Corriere della Sera - La Lettura
Tu, mio buio, piccola caverna
Una grave diagnosi apre in una coppia una spaccatura che Andrea Donaera esplora dal versante maschile
Lingua nitida, trasparente, eppure acida, attraversata da immagini crude che iniettano una consistente dose di energia a un periodare appassionato, per La colpa è mia, il terzo romanzo di Andrea Donaera. I capitoli si snodano con controllata velocità, ciascuno ha una sua calibrata lunghezza; ritmici e variabili i toni, grazie anche a passaggi che simulano i dialoghi presenti nei forum online. La narrazione non frena mai, lascia che lo sviluppo della vicenda proceda per via orizzontale, tutt’al più arricchita da brevi tocchi descrittivi. Tutte scelte decisive per traghettare il lettore dalla prima all’ultima pagina, farlo appassionare alla trama, desideroso di arrivare alla fine. Dunque, nessun arzigogolo barocco, nessuna velleità sperimentale di sorta.
«Di nuovo: non ricordo cosa è successo negli ultimi minuti. C’è un taglio brutale, come tra le scene di certi film montati male. Sto camminando, e Petrus è accanto a me. Alti uguali, lui un po’ zoppicante, le mani nelle tasche davanti del giubbotto sembrano muoversi sotto la cerniera chiusa, come se stessero impastando la pancia. La campana di una qualche chiesa suona. Le vie del centro storico sono buie e luminose allo stesso tempo, a quest’ora. Labirinti di pietra abbacinante»: la vita della giovane coppia composta da Aby e Bruno subisce un terribile cambiamento quando la ragazza scopre di avere un cancro al cervello. I loro felici programmi, in Puglia, vengono repentinamente accantonati.
Aby affronta la malattia con fredda, silenziosa, talvolta brusca accettazione. Ma è soprattutto Bruno a non riuscire ad affrontare la fatalità. I sentimenti per la ragazza sono pieni di sensi di colpa e di sentimenti ancora incendiari. Si sente afflitto da una sottile e lontana inferiorità; da una diversità violenta e insieme malinconica dalla quale non riesce a liberarsi. Si morde letteralmente il palmo della mano, lo fa spesso, ciò l’aiuta a non soffrire durante l’attesa, quella costellata di ricordi dei momenti cruciali dell’amore vissuto.
Senonché, a modificare questa traiettoria di solitudine esistenziale è l’incontro con una sorta di guru degli incel (involuntary celibate, celibi involontari), Petrus, rintracciato sui social, a cui deve fare un’intervista per il giornale dove lavora.

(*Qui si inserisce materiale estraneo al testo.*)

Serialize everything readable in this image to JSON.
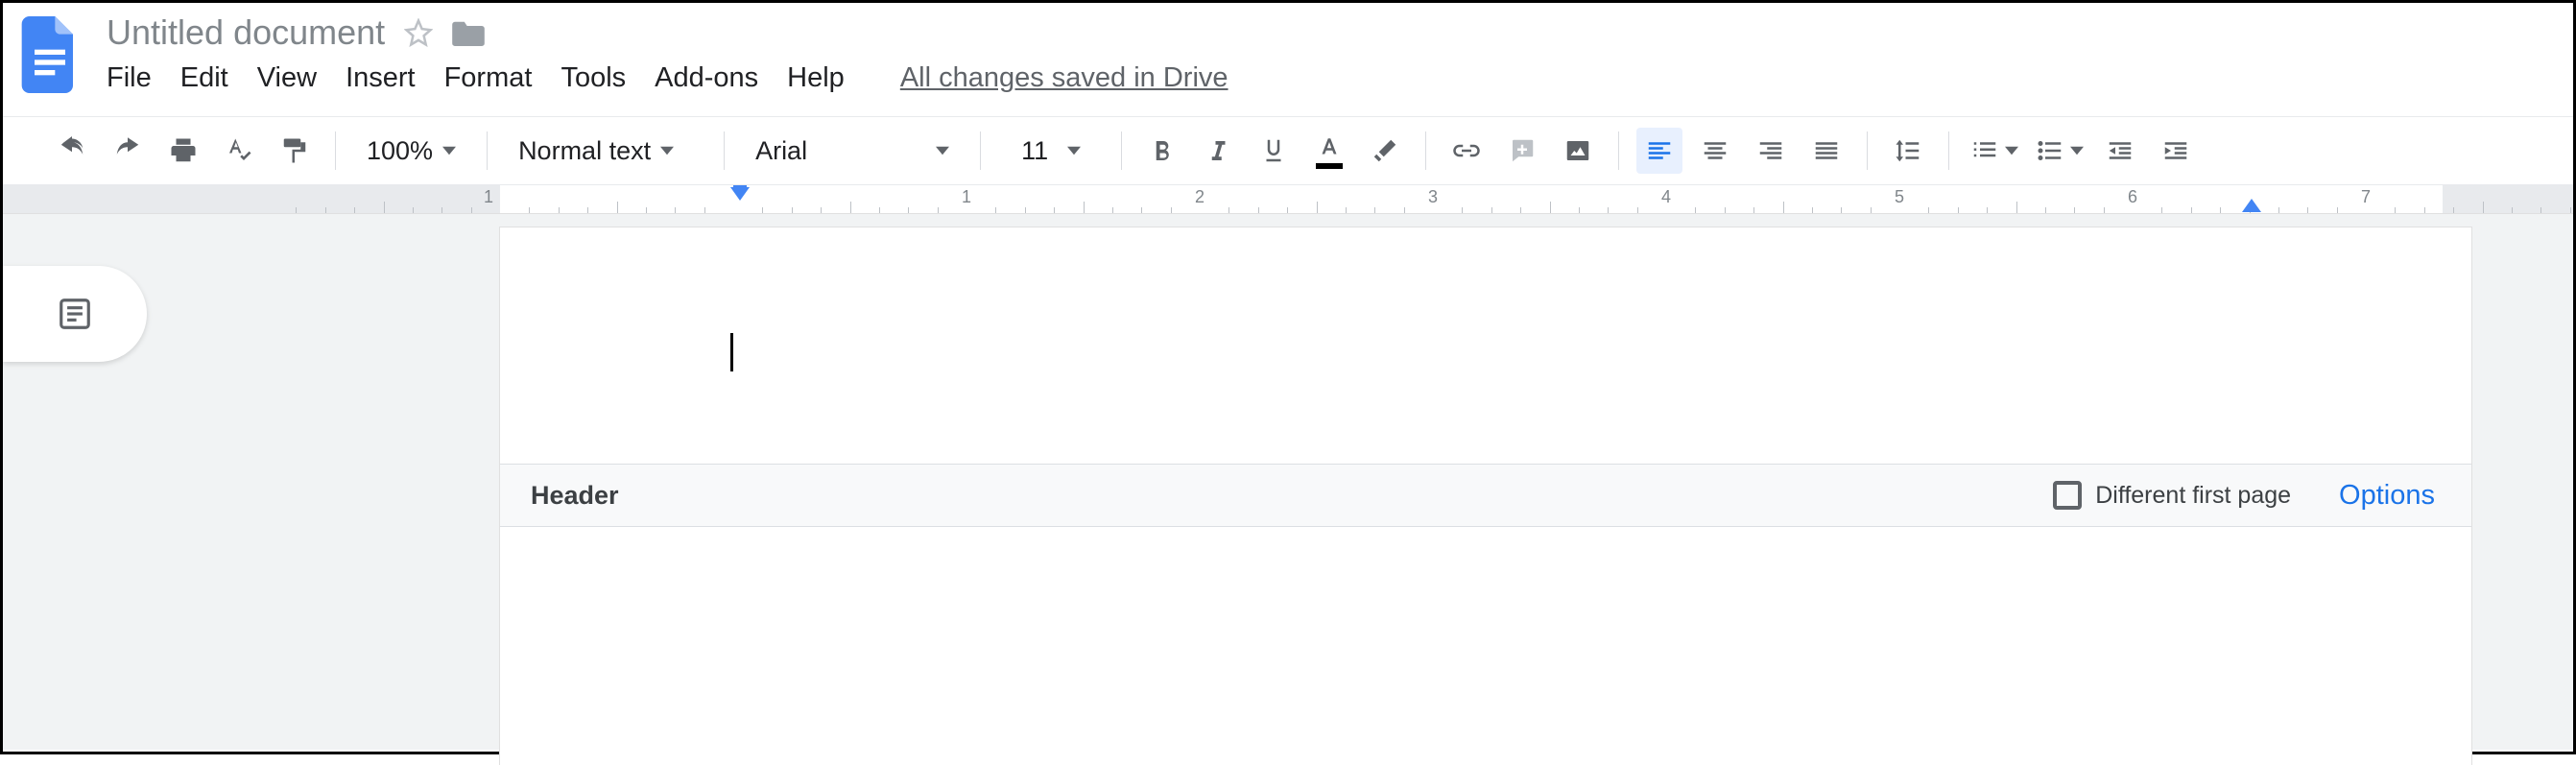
{
  "title": "Untitled document",
  "menus": [
    "File",
    "Edit",
    "View",
    "Insert",
    "Format",
    "Tools",
    "Add-ons",
    "Help"
  ],
  "save_status": "All changes saved in Drive",
  "toolbar": {
    "zoom": "100%",
    "style_name": "Normal text",
    "font_name": "Arial",
    "font_size": "11"
  },
  "ruler": {
    "numbers": [
      "1",
      "1",
      "2",
      "3",
      "4",
      "5",
      "6",
      "7"
    ]
  },
  "header": {
    "label": "Header",
    "checkbox_label": "Different first page",
    "options": "Options"
  }
}
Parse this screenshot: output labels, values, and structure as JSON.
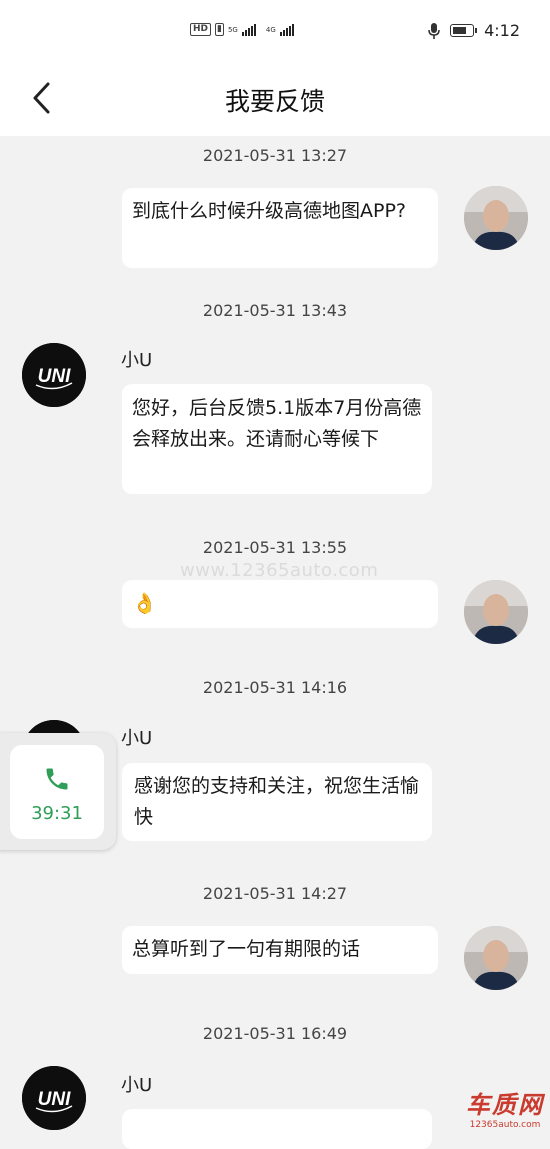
{
  "status_bar": {
    "hd": "HD",
    "net1": "5G",
    "net2": "4G",
    "time": "4:12"
  },
  "header": {
    "title": "我要反馈"
  },
  "watermark": "www.12365auto.com",
  "messages": [
    {
      "time": "2021-05-31 13:27",
      "from": "me",
      "text": "到底什么时候升级高德地图APP?"
    },
    {
      "time": "2021-05-31 13:43",
      "from": "小U",
      "text": "您好，后台反馈5.1版本7月份高德会释放出来。还请耐心等候下"
    },
    {
      "time": "2021-05-31 13:55",
      "from": "me",
      "text": "👌"
    },
    {
      "time": "2021-05-31 14:16",
      "from": "小U",
      "text": "感谢您的支持和关注，祝您生活愉快"
    },
    {
      "time": "2021-05-31 14:27",
      "from": "me",
      "text": "总算听到了一句有期限的话"
    },
    {
      "time": "2021-05-31 16:49",
      "from": "小U",
      "text": ""
    }
  ],
  "avatars": {
    "uni_logo": "UNI"
  },
  "call_widget": {
    "icon": "phone-icon",
    "duration": "39:31"
  },
  "logo": {
    "big": "车质网",
    "small": "12365auto.com"
  },
  "colors": {
    "accent_green": "#2f9e57",
    "logo_red": "#c93b2e",
    "bg": "#f2f2f2"
  }
}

Il primo incontro tra i due — carico di criptiche affermazioni sovversive annunciate da Petrus sulla dilagante perversione sociale che infesta il mondo — scatena in Bruno una reazione fisica, quasi di soffocamento, e insieme di oscura elevazione.
Seguirà, forse, i rivoluzionari e pericolosi dettami del guru, fino ad allontanarsi dall’amore per Aby? Si redimerà o cambierà la sua maschera interiore, poi quella esteriore?
Con uno stile da confessione senza filtri — Fame di Knut Hamsun e Bruges la morta di Georges Rodenbach sono i riferimenti letterari — che infuria indefesso attraverso grappoli metaforici atti ad accendere di immagini crudeli il fraseggio, Donaera non rinuncia all’onestà del realismo romanzesco. Non rinuncia neppure alla freddezza, quasi delicata, del monologo spietato al punto di lasciarci, con gradualità, dentro un moderno e interattivo dubbio dostoevskiano sul potere, nel bene e nel male, dell’amore. «Non so che cosa penso, non so dov’è che scivolo, Aby, mia piccola caverna, mio buio: come farò — leggiamo — a mentirti per tutto questo tempo? Sarai una persona morta, morta davvero, succederà forse davanti a me, succederà durante una parte di vita vissuta insieme, non in un domani lontano e remoto e fumoso, morirai non come moriranno tutti, no, sarai morta davvero: tra pochi anni, forse mesi».